Even today that phrase has a magical ring to it.
And what image do you see? Probably a guy in a $1000 suit pulling up in his luxury car to his ten-bedroom mansion. He doesn’t have a care in the world. Why should he? He’s got all the money in the world.
Who knows how he got it. Maybe his parents left it to him or he got lucky in the stock market or acquired it in some dishonest way.
What does it matter? It’s out of your reach, right?
I don’t blame you if you think this way. I thought that way once myself. It’s how Hollywood and the popular media like to portray the wealthy… “the one-percent.”
But it couldn’t be further from the truth.
How can I say that?
Because my research team and I surveyed and interviewed over 10,000 millionaires. We learned a lot about them. What we found out surprised me, and, I suspect, will surprise you, too.
But before I explode some millionaire myths, let me first define what I mean by a “millionaire.”
It means someone who has $1 million dollars in net assets; that is, the total of their assets, bank accounts and investments minus any debts totals $1 million or more.
According to a recent report, there are almost 11 million millionaires in the United States today – more than ever. But here’s the kicker: that same report shows the number of people living paycheck to paycheck is on the rise, with one in three _unable_ to cover a $2000 emergency with cash.
The key difference between the so-called haves and have nots? Well that’s what really blew us away. Before I give you that answer, I need to deal with some myths about the millionaires we talked to.
Myth #1 – Wealthy people inherited all their money.
The truth is, 79% of millionaires received zero inheritance. That’s right, zip from mom and dad. They earned it on their own.
Myth #2 – Wealthy people are lucky.
This is one that I believed for a long time. But in reality, 76% of millionaires say that nothing extraordinary happened to enhance their wealth. No lottery wins. No stock market killing. Discipline and hard work were the key factors. As for luck, the luckiest thing in most of their lives was being born in, or becoming a citizen of, the United States.
Myth #3 – Wealthy people have prestigious private-school educations.
Wrong again. 62% of millionaires went to public state schools. You don’t have to go to an Ivy League School to do well.
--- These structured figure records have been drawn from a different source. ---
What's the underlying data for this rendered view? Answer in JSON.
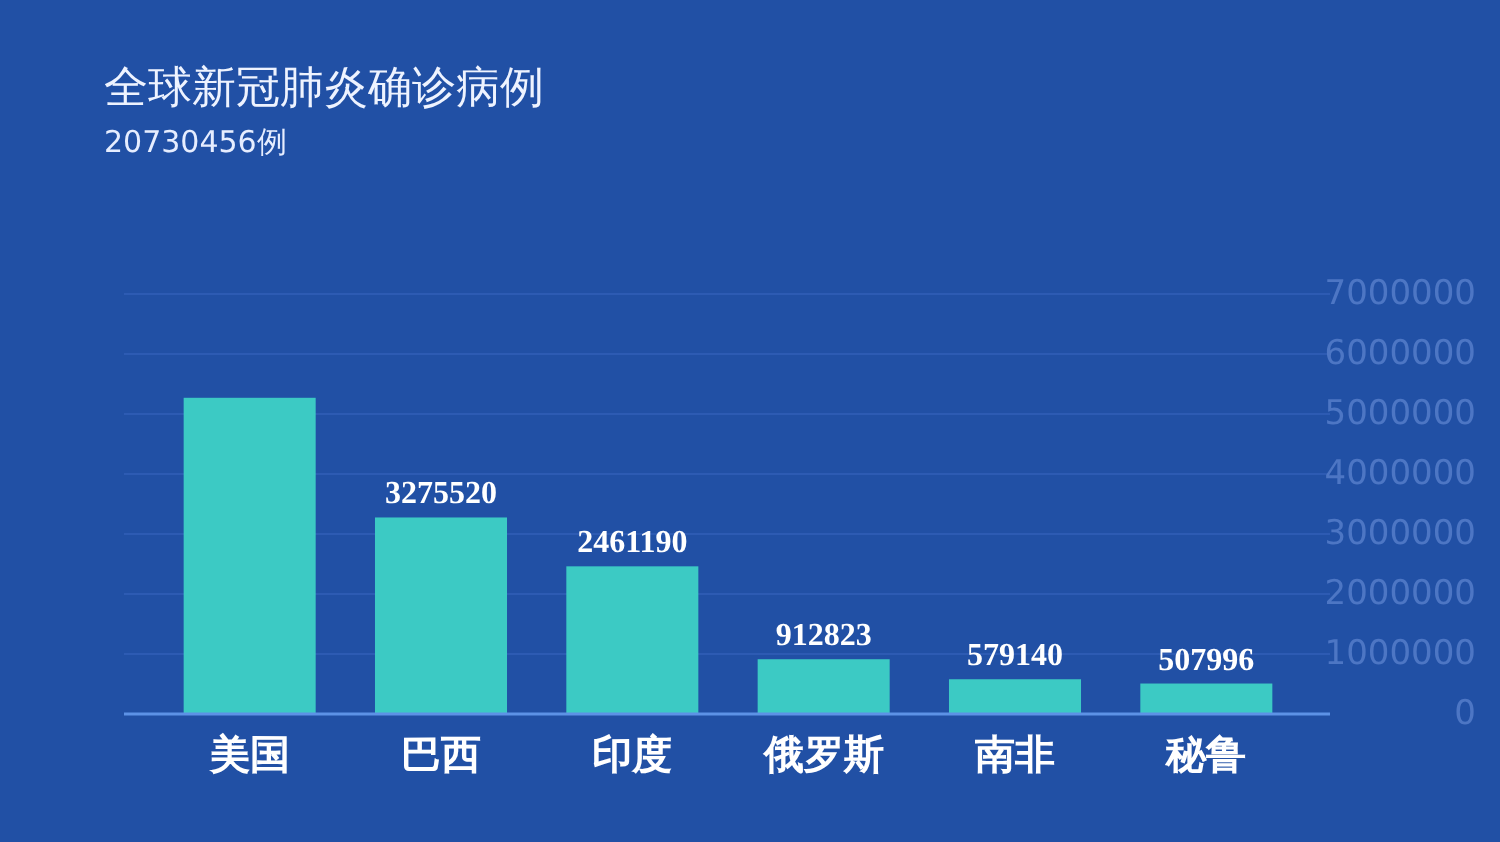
{
  "chart_data": {
    "type": "bar",
    "title": "全球新冠肺炎确诊病例",
    "subtitle": "20730456例",
    "categories": [
      "美国",
      "巴西",
      "印度",
      "俄罗斯",
      "南非",
      "秘鲁"
    ],
    "values": [
      5270000,
      3275520,
      2461190,
      912823,
      579140,
      507996
    ],
    "value_labels": [
      null,
      "3275520",
      "2461190",
      "912823",
      "579140",
      "507996"
    ],
    "color": "#3ccac4",
    "ylim": [
      0,
      7000000
    ],
    "yticks": [
      0,
      1000000,
      2000000,
      3000000,
      4000000,
      5000000,
      6000000,
      7000000
    ],
    "grid": "y"
  }
}
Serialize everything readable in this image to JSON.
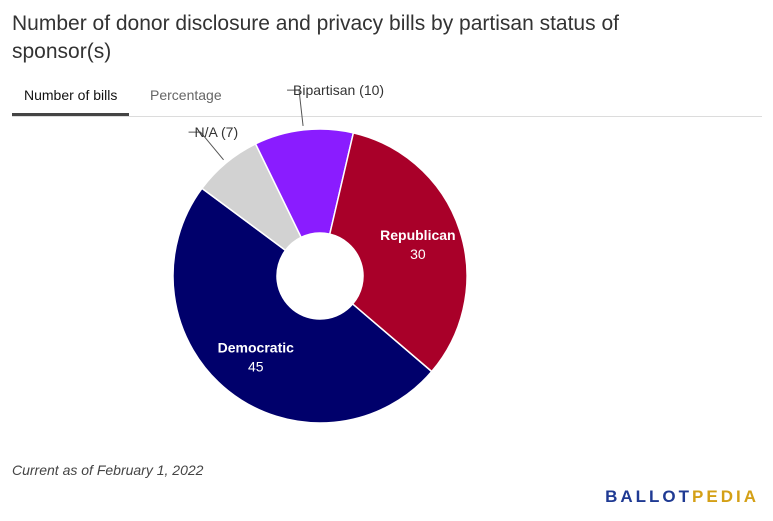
{
  "title": "Number of donor disclosure and privacy bills by partisan status of sponsor(s)",
  "tabs": [
    {
      "label": "Number of bills",
      "active": true
    },
    {
      "label": "Percentage",
      "active": false
    }
  ],
  "chart_data": {
    "type": "pie",
    "donut": true,
    "slices": [
      {
        "label": "Democratic",
        "value": 45,
        "color": "#00006b",
        "label_position": "inside"
      },
      {
        "label": "N/A",
        "value": 7,
        "color": "#d2d2d2",
        "label_position": "outside"
      },
      {
        "label": "Bipartisan",
        "value": 10,
        "color": "#8a1cff",
        "label_position": "outside"
      },
      {
        "label": "Republican",
        "value": 30,
        "color": "#a90029",
        "label_position": "inside"
      }
    ]
  },
  "footnote": "Current as of February 1, 2022",
  "logo": {
    "part1": "BALLOT",
    "part2": "PEDIA"
  }
}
Myth #4 – Wealthy People Have High Paying Jobs.
Not true at all! One-third of millionaires never had a six-figure household income in a single working year. Really. I’m not making it up.
So, what makes these millionaires so extraordinary?
You ready for the shocking answer?
Here it is:
Nothing. Nothing at all.
Remember I said that there was one key thing that separated the haves from the have-nots? It’s the attitude millionaires have _toward_ money. They have learned to control it and not let it control them.
So, if you want to achieve financial security, you need to change your mindset. The sooner the better. You have to start with the belief that it’s possible for you to become a millionaire. I can give you 10,000 examples of people like you who have done it.
Next you have to take responsibility for where you are financially _right now._ And wherever you are, however you got there, you’ve got to own it. My friend Dave Ramsey says, “If you’re the problem, it also means you’re the solution.” And that’s actually good news. It means your financial destiny is in your own hands.
Once you’ve accepted where you are, you have to create a plan and set goals. You need to pay off debt and build up savings. Methodically. 92% of millionaires set long-term goals for their money.
There are no shortcuts. Reaching millionaire status won’t just happen accidentally. It takes what I call “intense intentionality.”
And, of course, hard work.
But I believe just about anyone who’s willing to work hard and be disciplined about spending and saving can become a millionaire in America today.
If you had talked to all the ordinary Americans, like I have, who have “made it”, you’d believe it too.
The opportunity is there.
This is America – where there’s always room for one more millionaire.
I’m Chris Hogan, author of Everyday Millionaires, for Prager University.